Both APF and Two Rivers officials remain tight-lipped about the parent company backing the venture. The company is remaining unnamed for security and proprietary reasons, they say.
Flying under the radar is just the way many private security companies do business, Hilton said. He did say that APF has at least 160 contractors around the world plus independent contractors. And the parent company has more than 20 "virtual offices" around the world, he said, including addresses in Washington, D.C., and Santa Ana, Calif.
"Every security company does this. The U.S. government does this," Hilton said. "We have enemies, worldwide - not in the U.S., but you never know - so it's for security purposes."
When The Gazette contacted a spokeswoman for the Washington, D.C., building the company claims to use, she said AFP never completed its application to use the address. Reporters for The Gazette and Associated Press have also been unable to locate APF in any of the databases listing federal contracts.
To all the doubters, Mafi urges patience.
"Just wait a couple weeks, and the city is going to begin to see hard cash," he said. "We'll be hiring people and training people."
Skeptical but supportive
At least two Hardin City Council members are split in their opinions of APF. But, both Bill Hert and Carla Colstad agree that the city must city take a chance.
Hert, who described himself as a former cop who doesn't trust many people, sees it as a "good deal if it turns out." He wants more information from APF.
"I would like to meet some of them in person," Hert said. "If they would come here and meet with us and explain what they are going to do in person, rather than just have a contract to read."
Colstad, a third-generation Hardin council member, said she trusts Two Rivers.

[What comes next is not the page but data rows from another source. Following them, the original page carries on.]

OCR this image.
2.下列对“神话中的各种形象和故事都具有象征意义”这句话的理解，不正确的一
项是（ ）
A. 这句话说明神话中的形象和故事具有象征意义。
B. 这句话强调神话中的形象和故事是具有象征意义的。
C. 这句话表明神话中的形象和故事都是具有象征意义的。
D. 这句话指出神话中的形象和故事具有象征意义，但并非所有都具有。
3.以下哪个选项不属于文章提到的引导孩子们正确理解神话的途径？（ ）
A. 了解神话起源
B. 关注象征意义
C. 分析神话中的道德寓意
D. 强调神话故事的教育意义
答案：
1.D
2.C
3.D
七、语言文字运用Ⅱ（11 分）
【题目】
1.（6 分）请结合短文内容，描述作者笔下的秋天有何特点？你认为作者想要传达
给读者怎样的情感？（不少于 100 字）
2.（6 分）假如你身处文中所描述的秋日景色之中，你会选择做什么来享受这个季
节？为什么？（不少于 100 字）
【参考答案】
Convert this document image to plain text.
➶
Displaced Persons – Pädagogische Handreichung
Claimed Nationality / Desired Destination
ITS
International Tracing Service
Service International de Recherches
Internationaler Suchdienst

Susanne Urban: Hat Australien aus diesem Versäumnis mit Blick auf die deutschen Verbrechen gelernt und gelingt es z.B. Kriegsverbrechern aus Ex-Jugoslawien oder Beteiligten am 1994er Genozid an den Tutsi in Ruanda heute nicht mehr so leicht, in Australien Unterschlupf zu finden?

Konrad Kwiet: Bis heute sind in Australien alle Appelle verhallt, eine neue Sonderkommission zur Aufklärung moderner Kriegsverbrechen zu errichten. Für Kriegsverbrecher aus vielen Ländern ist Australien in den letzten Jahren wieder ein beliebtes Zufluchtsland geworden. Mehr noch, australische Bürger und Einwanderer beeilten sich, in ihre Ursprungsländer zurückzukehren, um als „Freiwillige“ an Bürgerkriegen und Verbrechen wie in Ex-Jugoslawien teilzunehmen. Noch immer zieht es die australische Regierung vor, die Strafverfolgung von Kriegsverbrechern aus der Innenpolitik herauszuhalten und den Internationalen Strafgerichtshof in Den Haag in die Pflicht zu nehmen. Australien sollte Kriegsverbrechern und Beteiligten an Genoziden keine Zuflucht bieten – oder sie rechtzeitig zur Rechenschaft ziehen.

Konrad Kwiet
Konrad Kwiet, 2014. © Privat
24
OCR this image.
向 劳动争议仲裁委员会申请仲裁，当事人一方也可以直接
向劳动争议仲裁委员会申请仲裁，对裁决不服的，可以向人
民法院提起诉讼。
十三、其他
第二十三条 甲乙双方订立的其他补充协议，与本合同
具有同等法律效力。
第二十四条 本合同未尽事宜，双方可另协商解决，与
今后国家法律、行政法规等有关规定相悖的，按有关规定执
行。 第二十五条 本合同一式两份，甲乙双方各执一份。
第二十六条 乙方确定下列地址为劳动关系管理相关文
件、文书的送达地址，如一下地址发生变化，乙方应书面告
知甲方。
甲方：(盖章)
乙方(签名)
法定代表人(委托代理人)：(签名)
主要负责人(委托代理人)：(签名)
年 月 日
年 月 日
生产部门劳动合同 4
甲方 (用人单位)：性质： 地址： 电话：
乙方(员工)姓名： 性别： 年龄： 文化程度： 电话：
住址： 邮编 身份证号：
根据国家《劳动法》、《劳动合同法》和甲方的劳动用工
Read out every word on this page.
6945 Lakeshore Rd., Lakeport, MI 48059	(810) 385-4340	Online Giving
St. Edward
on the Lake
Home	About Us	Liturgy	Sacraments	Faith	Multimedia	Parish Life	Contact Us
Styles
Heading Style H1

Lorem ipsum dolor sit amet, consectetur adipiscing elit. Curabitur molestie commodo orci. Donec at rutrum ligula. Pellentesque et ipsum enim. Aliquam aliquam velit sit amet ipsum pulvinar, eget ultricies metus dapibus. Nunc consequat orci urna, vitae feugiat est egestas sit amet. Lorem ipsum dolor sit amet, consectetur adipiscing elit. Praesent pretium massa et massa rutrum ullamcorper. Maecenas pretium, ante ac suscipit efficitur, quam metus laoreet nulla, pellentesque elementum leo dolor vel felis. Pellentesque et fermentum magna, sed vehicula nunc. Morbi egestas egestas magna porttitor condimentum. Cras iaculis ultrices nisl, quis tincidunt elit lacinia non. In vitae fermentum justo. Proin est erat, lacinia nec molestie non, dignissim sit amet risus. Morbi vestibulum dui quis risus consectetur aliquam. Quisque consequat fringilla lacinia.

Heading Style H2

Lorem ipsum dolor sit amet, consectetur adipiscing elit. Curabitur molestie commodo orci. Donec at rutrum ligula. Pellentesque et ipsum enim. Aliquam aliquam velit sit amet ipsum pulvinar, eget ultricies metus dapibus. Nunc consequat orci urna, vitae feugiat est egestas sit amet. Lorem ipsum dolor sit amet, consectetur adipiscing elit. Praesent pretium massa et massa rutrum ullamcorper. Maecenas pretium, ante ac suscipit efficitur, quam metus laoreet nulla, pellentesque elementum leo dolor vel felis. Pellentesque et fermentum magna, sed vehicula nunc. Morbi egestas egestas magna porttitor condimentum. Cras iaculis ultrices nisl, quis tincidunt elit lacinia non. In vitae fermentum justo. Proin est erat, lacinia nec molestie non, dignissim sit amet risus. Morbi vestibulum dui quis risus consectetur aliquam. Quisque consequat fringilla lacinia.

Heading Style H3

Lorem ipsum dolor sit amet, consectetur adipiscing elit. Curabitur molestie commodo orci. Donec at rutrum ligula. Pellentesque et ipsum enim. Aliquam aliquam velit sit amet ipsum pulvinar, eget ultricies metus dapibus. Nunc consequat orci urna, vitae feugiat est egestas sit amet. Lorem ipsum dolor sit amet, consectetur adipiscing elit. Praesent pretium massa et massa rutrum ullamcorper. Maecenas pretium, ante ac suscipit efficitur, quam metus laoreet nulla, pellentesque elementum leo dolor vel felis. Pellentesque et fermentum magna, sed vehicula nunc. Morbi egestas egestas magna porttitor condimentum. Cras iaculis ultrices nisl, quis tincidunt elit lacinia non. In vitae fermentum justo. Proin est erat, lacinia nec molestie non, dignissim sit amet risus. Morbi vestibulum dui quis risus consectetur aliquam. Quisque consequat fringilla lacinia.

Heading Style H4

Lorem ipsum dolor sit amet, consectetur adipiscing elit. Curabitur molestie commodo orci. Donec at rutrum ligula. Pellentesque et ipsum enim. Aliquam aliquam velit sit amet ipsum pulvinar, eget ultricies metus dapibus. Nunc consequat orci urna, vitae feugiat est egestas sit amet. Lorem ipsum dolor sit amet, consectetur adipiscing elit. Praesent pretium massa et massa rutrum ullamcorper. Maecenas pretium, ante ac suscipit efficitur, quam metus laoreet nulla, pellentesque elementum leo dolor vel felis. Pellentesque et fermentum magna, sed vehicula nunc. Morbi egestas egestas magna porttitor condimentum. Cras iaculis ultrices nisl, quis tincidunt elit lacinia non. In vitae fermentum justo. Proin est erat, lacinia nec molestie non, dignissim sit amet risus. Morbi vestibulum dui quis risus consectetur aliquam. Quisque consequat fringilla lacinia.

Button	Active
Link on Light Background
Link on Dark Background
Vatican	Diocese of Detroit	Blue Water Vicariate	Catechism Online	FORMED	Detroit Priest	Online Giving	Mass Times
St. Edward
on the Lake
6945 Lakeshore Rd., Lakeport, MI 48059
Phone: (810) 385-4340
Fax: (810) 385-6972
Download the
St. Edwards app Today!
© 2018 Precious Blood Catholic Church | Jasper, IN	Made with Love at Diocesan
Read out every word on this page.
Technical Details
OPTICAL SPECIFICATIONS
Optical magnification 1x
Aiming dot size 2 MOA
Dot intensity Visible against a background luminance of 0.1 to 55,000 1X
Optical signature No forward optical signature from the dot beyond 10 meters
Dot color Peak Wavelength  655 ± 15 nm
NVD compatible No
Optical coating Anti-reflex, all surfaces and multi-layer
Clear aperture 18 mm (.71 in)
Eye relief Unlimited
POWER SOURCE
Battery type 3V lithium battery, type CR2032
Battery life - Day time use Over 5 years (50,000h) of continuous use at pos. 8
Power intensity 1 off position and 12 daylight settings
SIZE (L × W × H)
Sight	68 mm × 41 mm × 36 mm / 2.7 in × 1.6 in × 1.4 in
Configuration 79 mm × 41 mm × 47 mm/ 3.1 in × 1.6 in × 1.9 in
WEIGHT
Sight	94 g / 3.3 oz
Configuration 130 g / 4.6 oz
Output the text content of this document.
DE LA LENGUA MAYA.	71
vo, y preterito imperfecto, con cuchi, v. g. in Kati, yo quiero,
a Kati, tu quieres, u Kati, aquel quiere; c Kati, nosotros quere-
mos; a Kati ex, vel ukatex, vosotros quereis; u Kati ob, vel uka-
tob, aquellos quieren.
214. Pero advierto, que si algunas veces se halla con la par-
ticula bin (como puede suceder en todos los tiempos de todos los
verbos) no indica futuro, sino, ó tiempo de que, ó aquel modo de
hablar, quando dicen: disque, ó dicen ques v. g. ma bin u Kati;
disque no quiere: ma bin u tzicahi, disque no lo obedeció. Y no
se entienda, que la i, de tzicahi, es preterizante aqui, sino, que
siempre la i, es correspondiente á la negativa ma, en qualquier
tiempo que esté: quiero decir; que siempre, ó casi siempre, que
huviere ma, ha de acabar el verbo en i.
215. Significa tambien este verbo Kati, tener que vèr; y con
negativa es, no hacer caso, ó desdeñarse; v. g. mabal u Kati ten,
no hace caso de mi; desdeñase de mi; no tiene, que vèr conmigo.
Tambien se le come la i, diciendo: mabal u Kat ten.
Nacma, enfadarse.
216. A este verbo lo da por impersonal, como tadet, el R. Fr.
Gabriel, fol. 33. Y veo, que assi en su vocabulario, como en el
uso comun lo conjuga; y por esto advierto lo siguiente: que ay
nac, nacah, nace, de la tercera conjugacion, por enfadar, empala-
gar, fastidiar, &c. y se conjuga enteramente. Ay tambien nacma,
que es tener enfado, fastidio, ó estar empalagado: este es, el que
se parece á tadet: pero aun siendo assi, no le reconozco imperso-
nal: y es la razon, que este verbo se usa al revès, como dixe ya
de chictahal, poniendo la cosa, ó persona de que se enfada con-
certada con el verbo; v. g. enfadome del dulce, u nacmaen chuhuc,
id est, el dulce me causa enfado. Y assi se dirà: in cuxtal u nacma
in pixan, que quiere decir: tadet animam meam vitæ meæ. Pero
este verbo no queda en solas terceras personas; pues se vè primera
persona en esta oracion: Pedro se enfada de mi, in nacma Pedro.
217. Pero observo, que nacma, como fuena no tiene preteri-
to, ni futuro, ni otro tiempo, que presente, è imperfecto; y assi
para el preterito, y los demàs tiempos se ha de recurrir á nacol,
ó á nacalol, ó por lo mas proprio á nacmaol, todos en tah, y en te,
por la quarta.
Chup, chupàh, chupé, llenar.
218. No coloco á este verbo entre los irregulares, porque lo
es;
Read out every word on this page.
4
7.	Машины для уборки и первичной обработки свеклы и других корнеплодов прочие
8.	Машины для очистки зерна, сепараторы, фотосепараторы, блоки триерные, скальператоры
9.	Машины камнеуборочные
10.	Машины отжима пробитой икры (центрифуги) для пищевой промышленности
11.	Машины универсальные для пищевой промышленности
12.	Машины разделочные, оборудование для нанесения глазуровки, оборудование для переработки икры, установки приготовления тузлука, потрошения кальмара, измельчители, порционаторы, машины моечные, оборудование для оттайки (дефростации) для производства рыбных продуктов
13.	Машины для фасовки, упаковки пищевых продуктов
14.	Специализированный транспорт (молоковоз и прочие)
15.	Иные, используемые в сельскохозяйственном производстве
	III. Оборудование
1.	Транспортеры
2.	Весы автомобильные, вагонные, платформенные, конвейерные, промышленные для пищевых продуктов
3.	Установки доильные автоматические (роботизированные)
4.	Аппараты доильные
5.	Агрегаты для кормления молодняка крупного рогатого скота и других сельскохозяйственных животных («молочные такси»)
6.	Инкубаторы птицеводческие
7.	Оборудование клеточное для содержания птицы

"In this economy and in this recession, hallelujah, they have actually found someone who is not only willing to work here in the community but has the money," she said. "They've got the money behind the talk. This is all we've hoped for all this time."
Jump-starting the jail
APF's contract requires the company to "make its best efforts to hire and train local personnel" and report on hiring each quarter.
The jail could start holding inmates as early as January, and contracts are being sought to have all 464 beds full by March, Hilton said.
"You have to have a facility first to negotiate," he said. "We are waiting to sign a contract."
APF's contract with Two Rivers includes a provision to house for free up to 60 inmates from Hardin, Lodge Grass and Big Horn County. Those inmates will be kept separate from APF detainees.
Hilton said APF won't make money on the jail. The jail is a "steppingstone" to the company's goal of opening a security training center for mostly international clients from "U.S.-friendly countries."
Hardin police force
The Hardin City Council has a public hearing "on law enforcement" scheduled for Thursday. That hearing, like several that have been held around the county, is to gauge public opinion on the city breaking from the county for law enforcement services. The city and county have been at odds for years about the law enforcement presence provided by the Sheriff's Office.
Hilton said APF has proposed that, if Hardin creates a police department, the company would provide the initial officers and hire a local chief of police. APF has already purchased Mercedes vehicles that are being outfitted and will be available for patrol cars, Hilton said.
The training center also could provide some officers to support the city, he said.
Hilton said that during a trip to Hardin to check out the jail facility, he was shocked to see people selling and using drugs, so he wants to have two narcotics agents in Hardin, too.
After Tuesday's council meeting, resident Virginia Pitsche said she welcomes anyone who can help clean up Hardin.
"We need protection in this town," Pitsche said.
Pitsche's sister, Vinetta Hollis, agreed that a better police presence is needed, but was firm that she wants to know more about the company, which she said could be a shill for President Obama to create a federal police force.
"They were formed by who?" Hollis said. "Read up on it. This is a federal police force of Obama's."
The Associated Press contributed to this report.